I drop the vial in, then put the glue in, one tiny drop at a time. I'll use a pin to make sure that there isn't any air underneath it, and that the vial is centered.

And if I use too much, I'll just wash it out and start over.

Not sure if it can be sanded - I always make sure to apply just the right amount, keeping in mind that it expands EVER so slightly. The end result should be good enough that sanding would only screw it up!

:thumbsup: john


----------



## exodus125 (Jun 1, 2009)

very good, I am thinking the viscosity of this stuff is lighter than say 5 min epoxy?


----------



## exodus125 (Jun 1, 2009)

considering an ounce of the stuff is about 25 bucks 7 for one ml when an ounce holds almost 30ml is actually kinda expensive no? 7x30 is $210. 

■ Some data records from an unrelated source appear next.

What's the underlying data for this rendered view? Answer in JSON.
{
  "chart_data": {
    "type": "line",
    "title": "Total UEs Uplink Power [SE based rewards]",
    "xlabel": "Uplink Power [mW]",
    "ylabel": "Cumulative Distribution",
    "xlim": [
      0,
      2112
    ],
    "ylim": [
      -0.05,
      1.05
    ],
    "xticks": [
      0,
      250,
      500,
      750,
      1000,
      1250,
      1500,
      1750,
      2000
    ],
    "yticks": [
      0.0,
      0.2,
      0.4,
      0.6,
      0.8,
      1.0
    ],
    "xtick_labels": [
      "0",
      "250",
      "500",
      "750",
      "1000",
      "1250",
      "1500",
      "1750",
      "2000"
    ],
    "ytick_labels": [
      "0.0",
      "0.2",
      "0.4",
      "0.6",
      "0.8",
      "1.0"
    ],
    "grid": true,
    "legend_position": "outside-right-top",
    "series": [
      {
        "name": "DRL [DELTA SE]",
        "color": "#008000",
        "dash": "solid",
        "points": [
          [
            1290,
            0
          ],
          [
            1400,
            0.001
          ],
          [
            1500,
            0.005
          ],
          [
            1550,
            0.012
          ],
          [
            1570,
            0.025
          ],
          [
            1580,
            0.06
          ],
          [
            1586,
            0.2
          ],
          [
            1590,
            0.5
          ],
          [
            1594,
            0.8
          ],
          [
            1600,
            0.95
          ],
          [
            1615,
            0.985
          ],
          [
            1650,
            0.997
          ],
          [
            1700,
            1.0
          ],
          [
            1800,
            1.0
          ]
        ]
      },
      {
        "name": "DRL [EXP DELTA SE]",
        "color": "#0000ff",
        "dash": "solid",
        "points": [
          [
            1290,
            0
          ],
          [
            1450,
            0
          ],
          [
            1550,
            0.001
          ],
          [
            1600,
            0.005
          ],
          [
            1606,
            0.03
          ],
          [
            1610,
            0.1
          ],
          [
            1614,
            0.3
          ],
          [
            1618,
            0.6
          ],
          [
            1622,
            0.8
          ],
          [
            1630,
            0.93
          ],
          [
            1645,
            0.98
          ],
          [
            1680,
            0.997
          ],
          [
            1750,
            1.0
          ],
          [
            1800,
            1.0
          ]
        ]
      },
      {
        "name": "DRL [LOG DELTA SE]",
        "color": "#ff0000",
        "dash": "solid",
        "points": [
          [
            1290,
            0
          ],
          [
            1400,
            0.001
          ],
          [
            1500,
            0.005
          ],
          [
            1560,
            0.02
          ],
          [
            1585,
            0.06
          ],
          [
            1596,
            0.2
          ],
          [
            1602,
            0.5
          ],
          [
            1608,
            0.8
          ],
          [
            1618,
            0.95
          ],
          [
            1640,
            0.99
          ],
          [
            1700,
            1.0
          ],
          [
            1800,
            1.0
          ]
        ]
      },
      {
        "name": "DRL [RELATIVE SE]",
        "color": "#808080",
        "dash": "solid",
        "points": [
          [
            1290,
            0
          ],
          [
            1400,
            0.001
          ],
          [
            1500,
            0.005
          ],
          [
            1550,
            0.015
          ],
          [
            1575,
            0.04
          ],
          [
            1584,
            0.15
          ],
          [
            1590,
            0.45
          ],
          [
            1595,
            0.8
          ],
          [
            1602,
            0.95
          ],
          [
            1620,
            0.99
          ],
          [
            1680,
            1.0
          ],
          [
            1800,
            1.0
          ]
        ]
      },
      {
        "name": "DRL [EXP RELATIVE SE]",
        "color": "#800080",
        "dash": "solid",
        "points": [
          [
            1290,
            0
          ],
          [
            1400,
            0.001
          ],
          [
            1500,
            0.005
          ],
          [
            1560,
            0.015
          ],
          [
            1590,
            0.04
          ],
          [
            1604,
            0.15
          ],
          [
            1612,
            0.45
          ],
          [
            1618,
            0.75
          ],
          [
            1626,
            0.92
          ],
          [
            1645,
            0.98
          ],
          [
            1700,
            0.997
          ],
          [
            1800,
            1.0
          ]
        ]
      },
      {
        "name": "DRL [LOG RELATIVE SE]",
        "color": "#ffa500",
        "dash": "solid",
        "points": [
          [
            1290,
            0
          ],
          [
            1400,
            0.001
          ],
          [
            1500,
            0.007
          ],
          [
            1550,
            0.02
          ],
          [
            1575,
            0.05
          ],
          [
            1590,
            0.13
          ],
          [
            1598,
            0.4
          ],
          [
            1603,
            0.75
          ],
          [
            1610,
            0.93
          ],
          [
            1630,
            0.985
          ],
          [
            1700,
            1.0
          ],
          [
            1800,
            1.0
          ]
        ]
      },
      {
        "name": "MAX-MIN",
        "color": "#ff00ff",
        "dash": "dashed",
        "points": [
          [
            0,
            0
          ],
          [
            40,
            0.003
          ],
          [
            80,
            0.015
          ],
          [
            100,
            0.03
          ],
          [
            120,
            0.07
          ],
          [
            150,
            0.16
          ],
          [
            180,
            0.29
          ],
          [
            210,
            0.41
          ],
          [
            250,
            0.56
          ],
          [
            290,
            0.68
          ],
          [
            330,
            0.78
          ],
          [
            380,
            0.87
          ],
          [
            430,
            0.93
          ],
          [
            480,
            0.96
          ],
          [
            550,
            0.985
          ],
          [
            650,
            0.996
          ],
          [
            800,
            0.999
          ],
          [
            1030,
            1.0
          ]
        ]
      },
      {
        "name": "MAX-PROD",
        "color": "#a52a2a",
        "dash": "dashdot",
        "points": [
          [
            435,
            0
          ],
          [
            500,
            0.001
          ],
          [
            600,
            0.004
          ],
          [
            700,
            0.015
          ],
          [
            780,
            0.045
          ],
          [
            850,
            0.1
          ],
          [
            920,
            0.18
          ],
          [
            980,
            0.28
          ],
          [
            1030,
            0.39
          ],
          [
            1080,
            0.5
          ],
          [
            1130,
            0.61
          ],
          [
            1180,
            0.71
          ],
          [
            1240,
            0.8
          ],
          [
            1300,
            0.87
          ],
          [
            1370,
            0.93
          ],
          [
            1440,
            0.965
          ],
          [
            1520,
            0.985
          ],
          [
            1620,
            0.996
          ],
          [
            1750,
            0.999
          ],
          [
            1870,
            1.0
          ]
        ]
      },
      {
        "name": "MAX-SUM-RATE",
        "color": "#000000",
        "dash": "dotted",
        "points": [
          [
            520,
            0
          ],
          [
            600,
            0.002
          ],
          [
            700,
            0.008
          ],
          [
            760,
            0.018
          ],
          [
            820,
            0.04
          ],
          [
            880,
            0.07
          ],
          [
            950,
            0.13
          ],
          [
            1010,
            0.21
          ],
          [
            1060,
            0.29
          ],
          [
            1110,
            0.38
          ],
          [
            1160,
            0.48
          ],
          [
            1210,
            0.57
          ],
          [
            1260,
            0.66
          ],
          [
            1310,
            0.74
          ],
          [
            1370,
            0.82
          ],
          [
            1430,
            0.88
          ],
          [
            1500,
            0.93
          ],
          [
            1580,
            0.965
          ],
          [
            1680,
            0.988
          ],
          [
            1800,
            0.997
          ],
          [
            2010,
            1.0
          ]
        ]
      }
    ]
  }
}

I will be using those to attach a tritium vial to some fire steels handles I make. So I guess it will be good to have some extra stuff around if I end up making a lot.


----------



## jch79 (Jun 1, 2009)

It's a good deal only because it lasts a long time, since you only use drops at a time. Buying it in larger quantities is much cheaper, but how long will it take for you to use that, and how long can you prolong its shelf life? That said, I don't regret buying the (stupidly expensive) plunger and tips from Edmund, as now, buying a replacement barrel of the NOA61 will be pretty low cost compared to the initial investment. :shrug:

As for viscosity - it's thinner than your average 5 minute epoxy.

:thumbsup: john


----------



## exodus125 (Jun 1, 2009)

yea, I guess you make a good point. Maybe I can do a passaround type buy where I use what I need them mail to the next person. Actually that sounds like a great idea...OR I can just buy the 7 dollars worth of stuff. :thinking:

If anyone wants to go halfzies on one bottle I could do that too.


----------



## jch79 (Jun 1, 2009)

I think someone did just that, not long ago - a NOA61 passaround. Just make sure people don't leave it sitting in the sun, or in the heat.
:thumbsup: john


----------



## exodus125 (Jun 1, 2009)

does anyone know if you can mix this stuff with glow powder? :thinking:


----------